A few minutes later, SUNY Geneseo expanded its lead to two. Zawadzki went out behind the net to collect the puck, but it bounced off the boards and back to the front of the net. The sophomore skated back to his crease to make the save and lost the puck behind himself as he appeared to tip it in off his skate. The goal was awarded to sophomore defenseman Derek Stahl.

The second Knights goal seemed that it was going to be the game’s final tally, yet sophomore Laker defenseman Chris Raguseo was able to put home his second goal in as many games as the final buzzer sounded to bring the game to its final score.

Even in defeat, Gosek knows the road ahead is still long and the Lakers need to refocus quickly for a few tough road games ahead of them.

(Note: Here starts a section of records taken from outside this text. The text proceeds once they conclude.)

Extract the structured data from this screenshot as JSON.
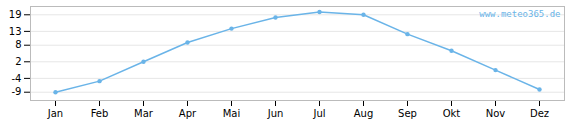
{
  "chart_data": {
    "type": "line",
    "categories": [
      "Jan",
      "Feb",
      "Mar",
      "Apr",
      "Mai",
      "Jun",
      "Jul",
      "Aug",
      "Sep",
      "Okt",
      "Nov",
      "Dez"
    ],
    "values": [
      -9,
      -5,
      2,
      9,
      14,
      18,
      20,
      19,
      12,
      6,
      -1,
      -8
    ],
    "color": "#6ab4e8",
    "marker": "circle",
    "ylim": [
      -12,
      22
    ],
    "yticks": [
      -9,
      -4,
      2,
      8,
      13,
      19
    ],
    "grid": true,
    "annotations": [
      "www.meteo365.de"
    ]
  }
}
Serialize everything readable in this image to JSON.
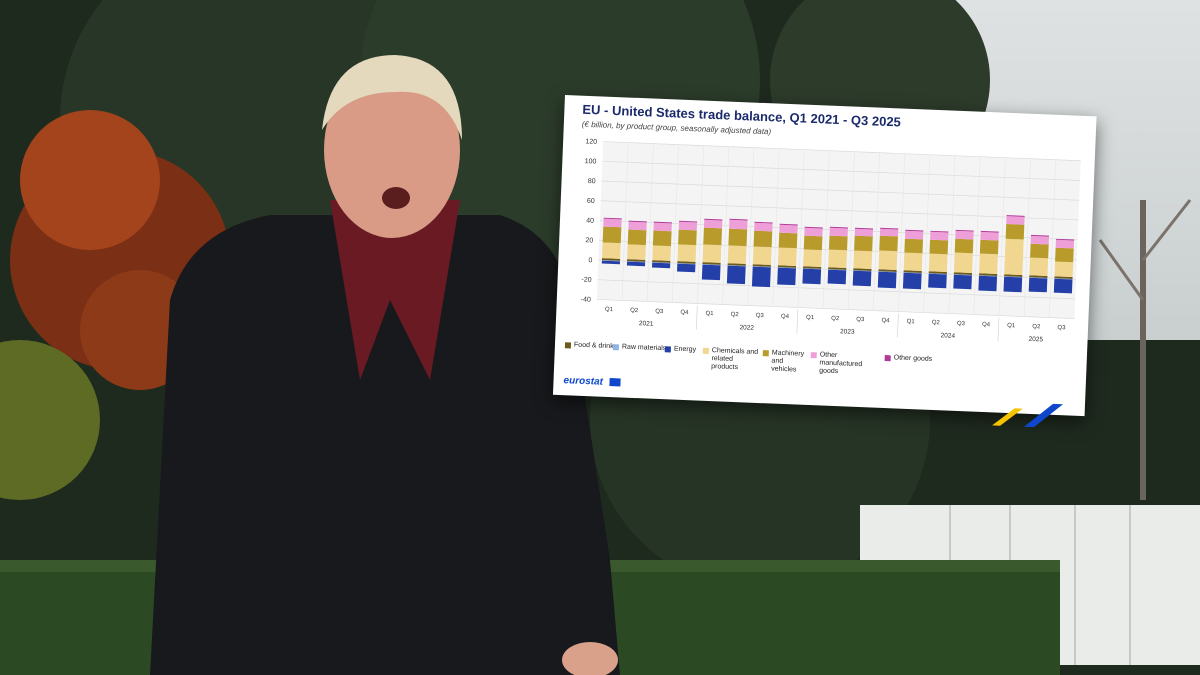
{
  "chart_data": {
    "type": "bar",
    "stacked": true,
    "title": "EU - United States trade balance, Q1 2021 - Q3 2025",
    "subtitle": "(€ billion, by product group, seasonally adjusted data)",
    "ylim": [
      -40,
      120
    ],
    "yticks": [
      -40,
      -20,
      0,
      20,
      40,
      60,
      80,
      100,
      120
    ],
    "grid": true,
    "categories": [
      "Q1",
      "Q2",
      "Q3",
      "Q4",
      "Q1",
      "Q2",
      "Q3",
      "Q4",
      "Q1",
      "Q2",
      "Q3",
      "Q4",
      "Q1",
      "Q2",
      "Q3",
      "Q4",
      "Q1",
      "Q2",
      "Q3"
    ],
    "year_labels": [
      "2021",
      "2022",
      "2023",
      "2024",
      "2025"
    ],
    "series": [
      {
        "name": "Food & drink",
        "color": "#6e5a1c",
        "values": [
          2,
          2,
          2,
          2,
          2,
          2,
          2,
          2,
          2,
          2,
          2,
          2,
          2,
          2,
          2,
          2,
          2,
          2,
          2
        ]
      },
      {
        "name": "Raw materials",
        "color": "#8fb5e8",
        "values": [
          -0.5,
          -0.5,
          -0.5,
          -0.5,
          -0.5,
          -0.5,
          -0.5,
          -0.5,
          -0.5,
          -0.5,
          -0.5,
          -0.5,
          -0.5,
          -0.5,
          -0.5,
          -0.5,
          -0.5,
          -0.5,
          -0.5
        ]
      },
      {
        "name": "Energy",
        "color": "#2440a8",
        "values": [
          -3,
          -4,
          -5,
          -8,
          -15,
          -18,
          -20,
          -17,
          -15,
          -14,
          -15,
          -16,
          -16,
          -14,
          -14,
          -15,
          -15,
          -14,
          -14
        ]
      },
      {
        "name": "Chemicals and related products",
        "color": "#f0d68f",
        "values": [
          16,
          15,
          15,
          17,
          18,
          18,
          18,
          18,
          17,
          18,
          18,
          19,
          18,
          18,
          20,
          20,
          36,
          18,
          15
        ]
      },
      {
        "name": "Machinery and vehicles",
        "color": "#b89b2a",
        "values": [
          16,
          15,
          15,
          15,
          17,
          17,
          16,
          15,
          14,
          14,
          15,
          15,
          14,
          14,
          14,
          14,
          15,
          14,
          14
        ]
      },
      {
        "name": "Other manufactured goods",
        "color": "#ef9fd8",
        "values": [
          8,
          8,
          8,
          8,
          8,
          9,
          8,
          8,
          8,
          8,
          7,
          7,
          8,
          8,
          8,
          8,
          8,
          8,
          8
        ]
      },
      {
        "name": "Other goods",
        "color": "#b0399a",
        "values": [
          1,
          1,
          1,
          1,
          1,
          1,
          1,
          1,
          1,
          1,
          1,
          1,
          1,
          1,
          1,
          1,
          1,
          1,
          1
        ]
      }
    ],
    "legend_position": "bottom"
  },
  "brand": {
    "name": "eurostat"
  }
}
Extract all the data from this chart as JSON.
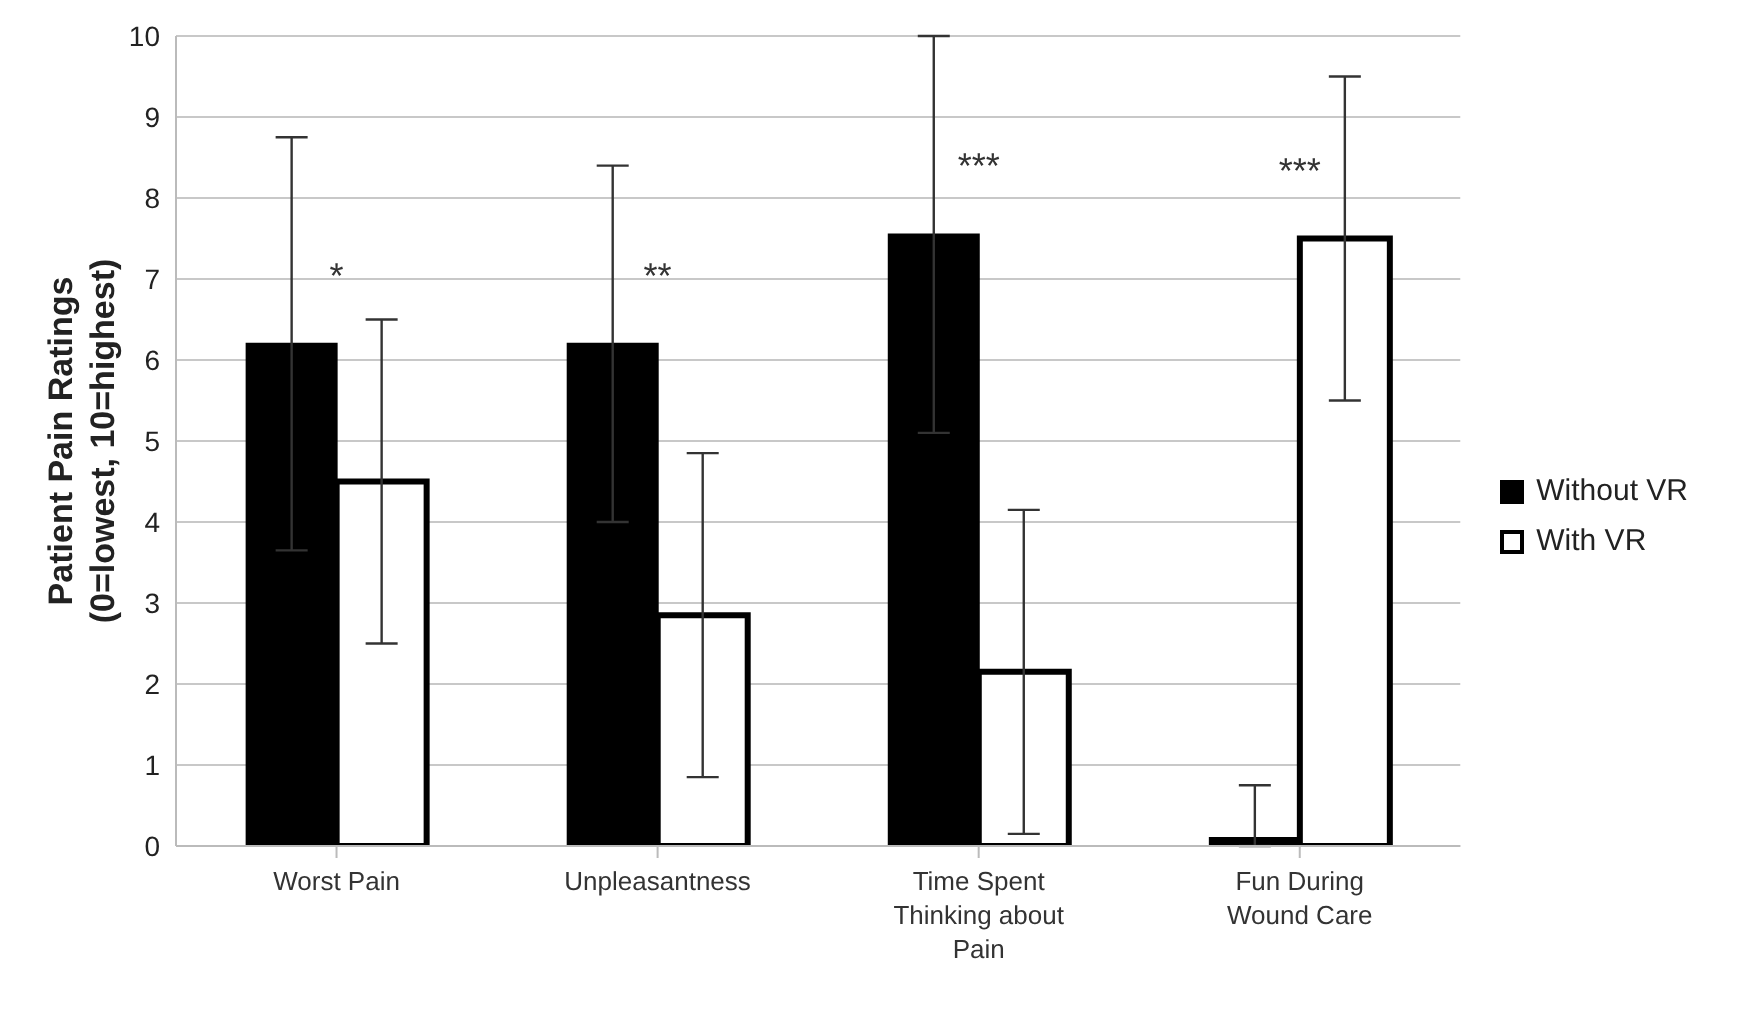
{
  "chart_data": {
    "type": "bar",
    "ylabel": "Patient Pain Ratings\n(0=lowest, 10=highest)",
    "categories": [
      "Worst Pain",
      "Unpleasantness",
      "Time Spent Thinking about Pain",
      "Fun During Wound Care"
    ],
    "series": [
      {
        "name": "Without VR",
        "color": "#000000",
        "values": [
          6.2,
          6.2,
          7.55,
          0.1
        ],
        "errors": [
          [
            3.65,
            8.75
          ],
          [
            4.0,
            8.4
          ],
          [
            5.1,
            10
          ],
          [
            0,
            0.75
          ]
        ]
      },
      {
        "name": "With VR",
        "color": "#ffffff",
        "values": [
          4.5,
          2.85,
          2.15,
          7.5
        ],
        "errors": [
          [
            2.5,
            6.5
          ],
          [
            0.85,
            4.85
          ],
          [
            0.15,
            4.15
          ],
          [
            5.5,
            9.5
          ]
        ]
      }
    ],
    "ylim": [
      0,
      10
    ],
    "yticks": [
      0,
      1,
      2,
      3,
      4,
      5,
      6,
      7,
      8,
      9,
      10
    ],
    "grid": "y",
    "legend": "right",
    "annotations": [
      "*",
      "**",
      "***",
      "***"
    ]
  }
}
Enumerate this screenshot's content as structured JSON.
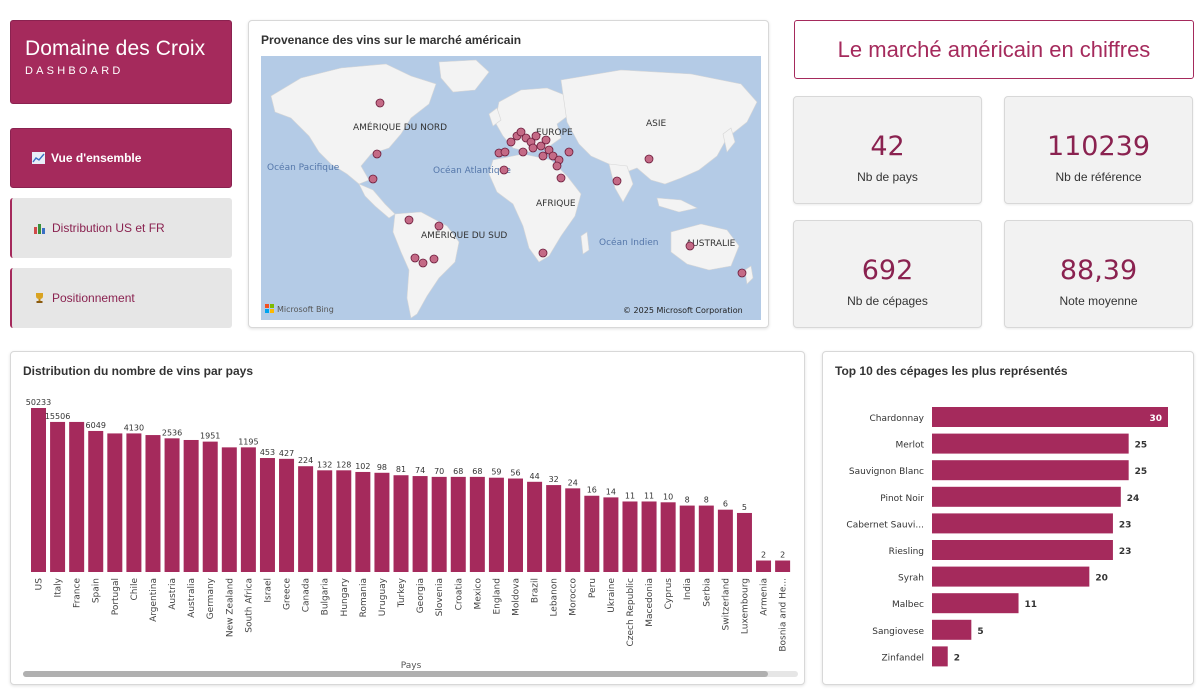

“At this point in the season, we move forward and, hey, we sharpen our pencil, we’ll review the film, we’ll continue to talk to the guys and show video. It’s a long season,” Gosek said. “We don’t need to be our best right now. We need to be our best at the end of the year. Not that we don’t want to be our best right now, but these things are going to happen. So, more importantly, is how we react. That’s not an easy task going up to the North Country. Both those teams are playing extremely well and being a young team that we are still, relatively, you shake the confidence a little bit and you’ve got to get that back. I hope tonight they have that because they really deserve better than what they got.”

The Lakers have 10 days off before returning the ice for their final weekend of play for the fall semester. Their next contest is scheduled for Dec. 5 at SUNY Plattsburgh.